È evidente che, avendo dunque bisogno di un’architettura di rete LAN (nelle cabine di distribuzione) e di una rete geografica (per tenere insieme il tutto e collegarlo al centro operativo) la scelta non può non cadere in tecnologie standard: Ethernet, Frame Relay e tecnologie similari, reti wireless GSM/GPRS/3G/LTE, e TCP/IP come protocollo di networking utilizzato per i protocolli ad alto livello specifici del mondo della distribuzione dell’energia (IEC60870, IEC61850, etc.).
Cosa può andare storto? Una quantità di cose. Difficilmente una rete TCP/IP isolata, ad esempio, è davvero isolata. La rete del telecontrollo, sopra succintamente descritta, ad esempio, utilizzerà i medesimi provider delle reti commerciali; sarà collegata, sia pure mediante uno o più firewall, alla rete aziendale della società elettrica, che a sua volta tramite uno o più firewall sarà connessa alla rete Internet pubblica. Errori di configurazione, bug nell’infrastruttura (ad es. nel software dei firewall), azioni di phishing mirato possono condurre alla compromissione della rete in teoria isolata del telecontrollo ad opera di attori ostili che agiscono da lontano.
Purtroppo ancora la natura dei problemi di sicurezza in questo settore è studiata con la consueta ottica di confidenzialità, integrità, disponibilità dell’informazione, importata di peso dal mondo dell’informatica gestionale in cui il bene primario è l’informazione: in questo settore in realtà il bene fondamentale è la funzione. Mentre quello di informazione è un concetto astratto che trova applicazione nei settori più diversi restando quello che è, e che pertanto può essere considerato, dal punto di vista della sicurezza, secondo le tre dimensioni sopra menzionate indipendentemente dal settore industriale, le funzioni sono le più diverse e risulta difficile, se non impossibile, trovare degli assi lungo i quali valutare la sicurezza di un componente di una architettura digitale industriale secondo parametri omogenei, che prescindano dal settore industriale specifico.

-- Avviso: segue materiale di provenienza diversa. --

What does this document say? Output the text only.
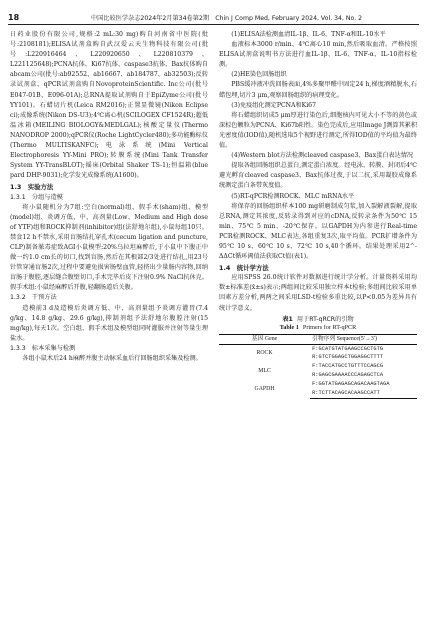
18	中国比较医学杂志2024年2月第34卷第2期　Chin J Comp Med, February 2024, Vol. 34, No. 2

日药业股份有限公司,规格:2 mL:30 mg)购自河南省中医院(批号:2108181);ELISA试剂盒购自武汉爱云天生物科技有限公司(批号:L220916464、L220920650、L220810379、L221125648);PCNA抗体、Ki67抗体、caspase3抗体、Bax抗体购自abcam公司(批号:ab92552、ab16667、ab184787、ab32503);反转录试剂盒、qPCR试剂盒购自NovoproteinScientific. Inc公司(批号E047-01B、E096-01A);总RNA提取试剂购自于EpiZyme公司(批号YY101)。石蜡切片机(Leica RM2016);正置显微镜(Nikon Eclipse ci);成像系统(Nikon DS-U3);4℃离心机(SCILOGEX CF1524R);超低温冰箱(MEILING BIOLOGY&MEDLGAL);核酸定量仪(Thermo NANODROP 2000);qPCR仪(Roche LightCycler480);多功能酶标仪(Thermo MULTISKANFC);电泳系统(Mini Vertical Electrophoresis YY-Mini PRO);转膜系统(Mini Tank Transfer System YY-TransBLOT);摇床(Orbital Shaker TS-1);恒温箱(blue pard DHP-9031);化学发光成像系统(A1600)。

1.3　实验方法

1.3.1　分组与造模

将小鼠随机分为7组:空白(normal)组、假手术(sham)组、模型(model)组、炎调方低、中、高剂量(Low、Medium and High dose of YTF)组和ROCK抑制剂(inhibitor)组(法舒地尔组),小鼠每组10只。禁食12 h不禁水,采用盲肠结扎穿孔术(cecum ligation and puncture, CLP)制备脓毒症致AGI小鼠模型:20%乌拉坦麻醉后,于小鼠中下腹正中做一约1.0 cm长的切口,找到盲肠,然后在其根部2/3处进行结扎,用23号针管穿通盲肠2次,过程中要避免损害肠壁血管,轻挤出少量肠内容物,回纳盲肠于腹腔,逐层缝合腹壁切口,手术完毕后皮下注射0.9% NaCl抗休克。假手术组:小鼠经麻醉后开腹,轻翻肠道后关腹。

1.3.2　干预方法

造模前3 d及造模后炎调方低、中、高剂量组予炎调方灌胃(7.4 g/kg、14.8 g/kg、29.6 g/kg),抑制剂组予法舒地尔腹腔注射(15 mg/kg),每天1次。空白组、假手术组及模型组同时灌服并注射等量生理盐水。

1.3.3　标本采集与检测

各组小鼠术后24 h麻醉并腹主动脉采血后行回肠组织采集及检测。

(1)ELISA法检测血清IL-1β、IL-6、TNF-α和IL-10水平

血液标本3000 r/min、4℃离心10 min,然后吸取血清。严格按照ELISA试剂盒说明书方法进行血IL-1β、IL-6、TNF-α、IL-10指标检测。

(2)HE染色回肠组织

PBS缓冲液冲洗回肠表面,4%多聚甲醛中固定24 h,梯度酒精脱水,石蜡包埋,切片3 μm,观察回肠组织的病理变化。

(3)免疫组化测定PCNA和Ki67

将石蜡组织切成5 μm厚进行染色后,细胞核内可见大小不等的黄色或深棕色颗粒为PCNA、Ki67b阳性。染色完成后,应用Image J测算其累积光密度值(IOD值),随机选取5个视野进行测定,所得IOD值的平均值为最终值。

(4)Western blot方法检测cleaved caspase3、Bax蛋白表达情况

提取各组回肠组织总蛋白,测定蛋白浓度。经电泳、转膜、封闭后4℃避光孵育cleaved caspase3、Bax抗体过夜,于以二抗,采用凝胶成像系统测定蛋白条带灰度值。

(5)RT-qPCR检测ROCK、MLC mRNA水平

将保存的回肠组织样本100 mg研磨制成匀浆,加入裂解液裂解,提取总RNA,测定其浓度,反转录得到对应的cDNA,反转录条件为50℃ 15 min、75℃ 5 min、-20℃保存。以GAPDH为内参进行Real-time PCR检测ROCK、MLC表达,各组重复3次,取平均值。PCR扩增条件为95℃ 10 s、60℃ 10 s、72℃ 10 s,40个循环。结果处理采用2^-ΔΔCt循环阈值法获取Ct值(表1)。

1.4　统计学方法

应用SPSS 26.0统计软件对数据进行统计学分析。计量资料采用均数±标准差(x̄±s)表示;两组间比较采用独立样本t检验;多组间比较采用单因素方差分析,两两之间采用LSD-t检验多重比较,以P<0.05为差异具有统计学意义。

表1 用于RT-qRCR的引物
Table 1 Primers for RT-qPCR
基因 Gene	引物序列 Sequence(5′→3′)
ROCK	F:GCATGTATGAAGCCGCTGTG
	R:GTCTGGAGCTGGAGGCTTTT
MLC	F:TACCATGCCTGTTTCCAGCG
	R:GAGCGAAAACCCAGAGCTCA
GAPDH	F:GGTATGAGAGCAGACAAGTAGA
	R:TCTTACAGCACAAGCCATT
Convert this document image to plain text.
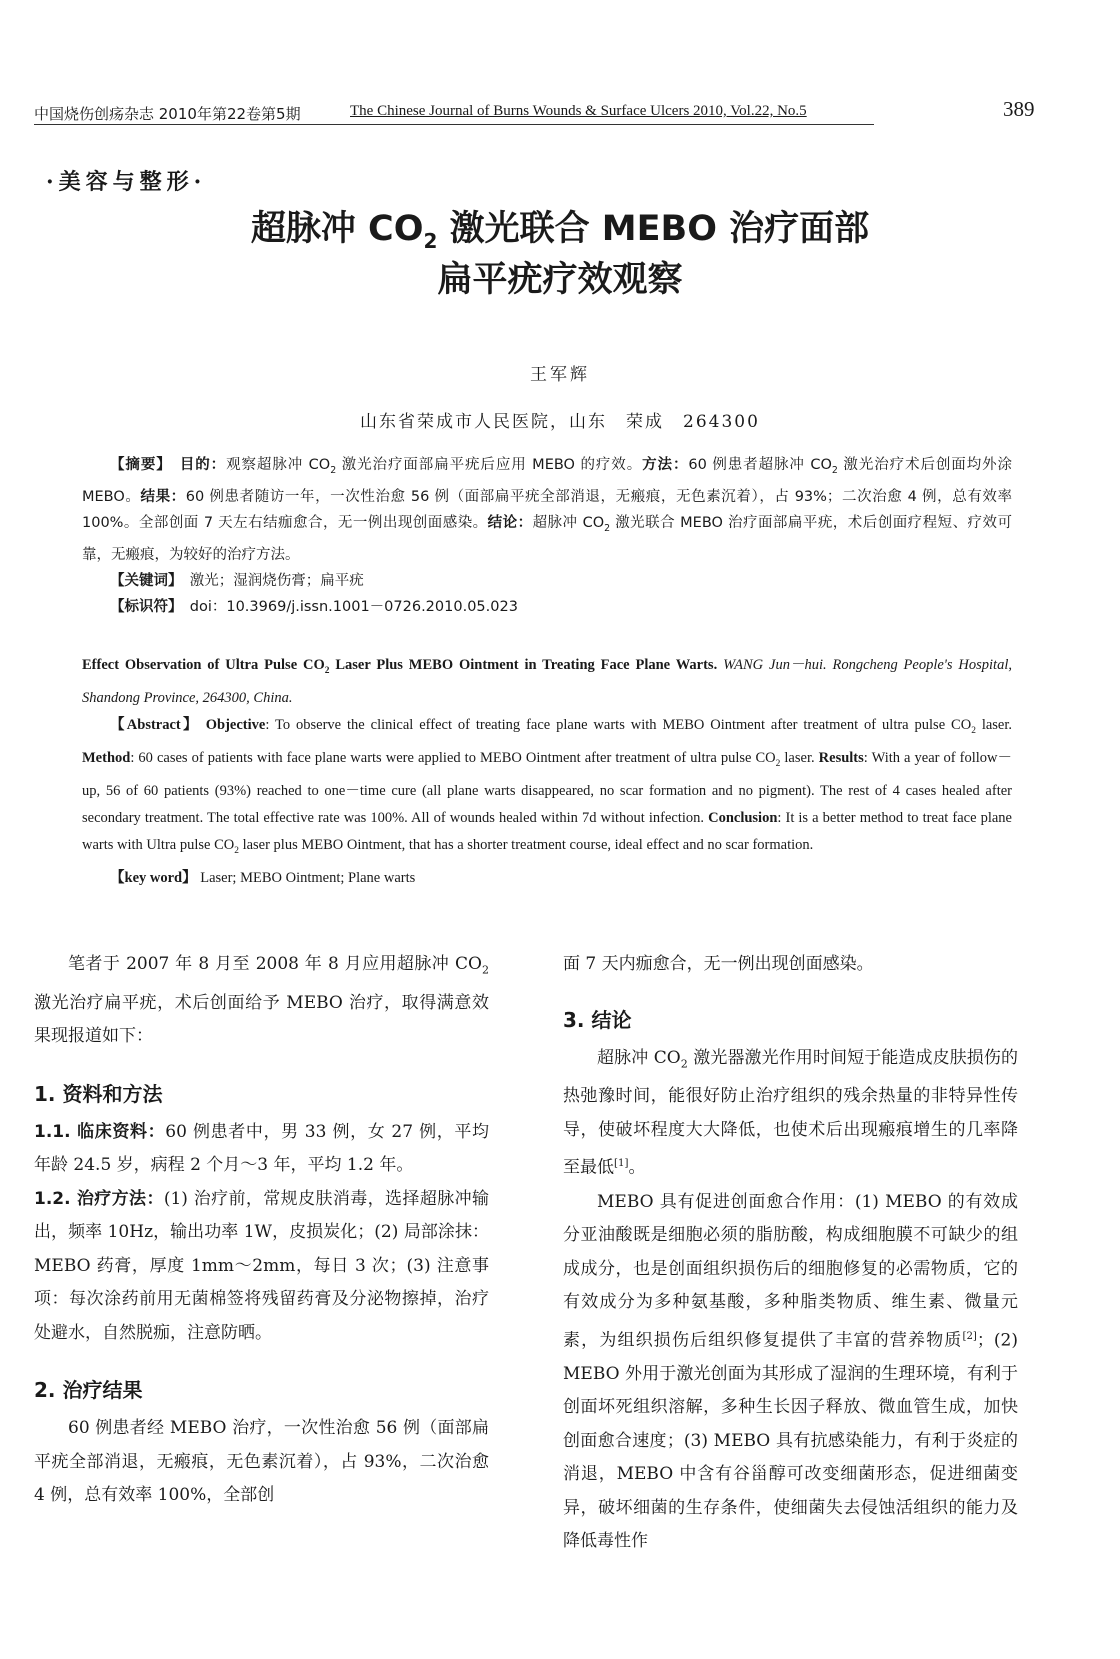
中国烧伤创疡杂志 2010年第22卷第5期	The Chinese Journal of Burns Wounds & Surface Ulcers 2010, Vol.22, No.5	389
·美容与整形·
超脉冲 $CO_2$ 激光联合 MEBO 治疗面部
扁平疣疗效观察
王军辉
山东省荣成市人民医院，山东　荣成　264300

【摘要】　 目的：观察超脉冲 $CO_2$ 激光治疗面部扁平疣后应用 MEBO 的疗效。方法：60 例患者超脉冲 $CO_2$ 激光治疗术后创面均外涂 MEBO。结果：60 例患者随访一年，一次性治愈 56 例（面部扁平疣全部消退，无瘢痕，无色素沉着），占 93%；二次治愈 4 例，总有效率 100%。全部创面 7 天左右结痂愈合，无一例出现创面感染。结论：超脉冲 $CO_2$ 激光联合 MEBO 治疗面部扁平疣，术后创面疗程短、疗效可靠，无瘢痕，为较好的治疗方法。

【关键词】　 激光；湿润烧伤膏；扁平疣

【标识符】　 doi：10.3969/j.issn.1001－0726.2010.05.023

Effect Observation of Ultra Pulse $CO_2$ Laser Plus MEBO Ointment in Treating Face Plane Warts. WANG Jun－hui. Rongcheng People's Hospital, Shandong Province, 264300, China.

【Abstract】 Objective: To observe the clinical effect of treating face plane warts with MEBO Ointment after treatment of ultra pulse $CO_2$ laser. Method: 60 cases of patients with face plane warts were applied to MEBO Ointment after treatment of ultra pulse $CO_2$ laser. Results: With a year of follow－up, 56 of 60 patients (93%) reached to one－time cure (all plane warts disappeared, no scar formation and no pigment). The rest of 4 cases healed after secondary treatment. The total effective rate was 100%. All of wounds healed within 7d without infection. Conclusion: It is a better method to treat face plane warts with Ultra pulse $CO_2$ laser plus MEBO Ointment, that has a shorter treatment course, ideal effect and no scar formation.

【key word】 Laser; MEBO Ointment; Plane warts

笔者于 2007 年 8 月至 2008 年 8 月应用超脉冲 $CO_2$ 激光治疗扁平疣，术后创面给予 MEBO 治疗，取得满意效果现报道如下：

1. 资料和方法

1.1. 临床资料：60 例患者中，男 33 例，女 27 例，平均年龄 24.5 岁，病程 2 个月～3 年，平均 1.2 年。

1.2. 治疗方法：(1) 治疗前，常规皮肤消毒，选择超脉冲输出，频率 10Hz，输出功率 1W，皮损炭化；(2) 局部涂抹：MEBO 药膏，厚度 1mm～2mm，每日 3 次；(3) 注意事项：每次涂药前用无菌棉签将残留药膏及分泌物擦掉，治疗处避水，自然脱痂，注意防晒。

2. 治疗结果

60 例患者经 MEBO 治疗，一次性治愈 56 例（面部扁平疣全部消退，无瘢痕，无色素沉着），占 93%，二次治愈 4 例，总有效率 100%，全部创

面 7 天内痂愈合，无一例出现创面感染。

3. 结论

超脉冲 $CO_2$ 激光器激光作用时间短于能造成皮肤损伤的热弛豫时间，能很好防止治疗组织的残余热量的非特异性传导，使破坏程度大大降低，也使术后出现瘢痕增生的几率降至最低[1]。

MEBO 具有促进创面愈合作用：(1) MEBO 的有效成分亚油酸既是细胞必须的脂肪酸，构成细胞膜不可缺少的组成成分，也是创面组织损伤后的细胞修复的必需物质，它的有效成分为多种氨基酸，多种脂类物质、维生素、微量元素，为组织损伤后组织修复提供了丰富的营养物质[2]；(2) MEBO 外用于激光创面为其形成了湿润的生理环境，有利于创面坏死组织溶解，多种生长因子释放、微血管生成，加快创面愈合速度；(3) MEBO 具有抗感染能力，有利于炎症的消退，MEBO 中含有谷甾醇可改变细菌形态，促进细菌变异，破坏细菌的生存条件，使细菌失去侵蚀活组织的能力及降低毒性作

Le problematiche del mondo dell’IoT domestica
Il mondo dell’IoT domestica, noto anche da molti anni come domotica, ha poi tutta una serie di problematiche specifiche, diverse da quelle industriali: l’utenza è diversa, il bene fondamentale è diverso (non solo le funzioni, ma la sicurezza (anche nel senso della parola inglese safety) e la privacy), gli incentivi e le motivazioni per gli attori ostili sono diversi, ed inevitabilmente le infrastrutture fisiche sono diverse (anche dal punto di vista informatico: tra un Arduino o un Raspberry Pi e un controller industriale c’è qualche differenza, si veda ad esempio il costo…).
Ci sembra comunque che finché si resta nello schema tradizionale di confidenzialità, integrità, disponibilità, ponendosi problemi quali modelli di autenticazione e autorizzazione, protezioni di tipo crittografico e così via, si scalfisca appena la reale dimensione del problema, comprensione che deve partire dall’analisi del bene da difendere e dallo studio dei modelli di rischio specifici del settore.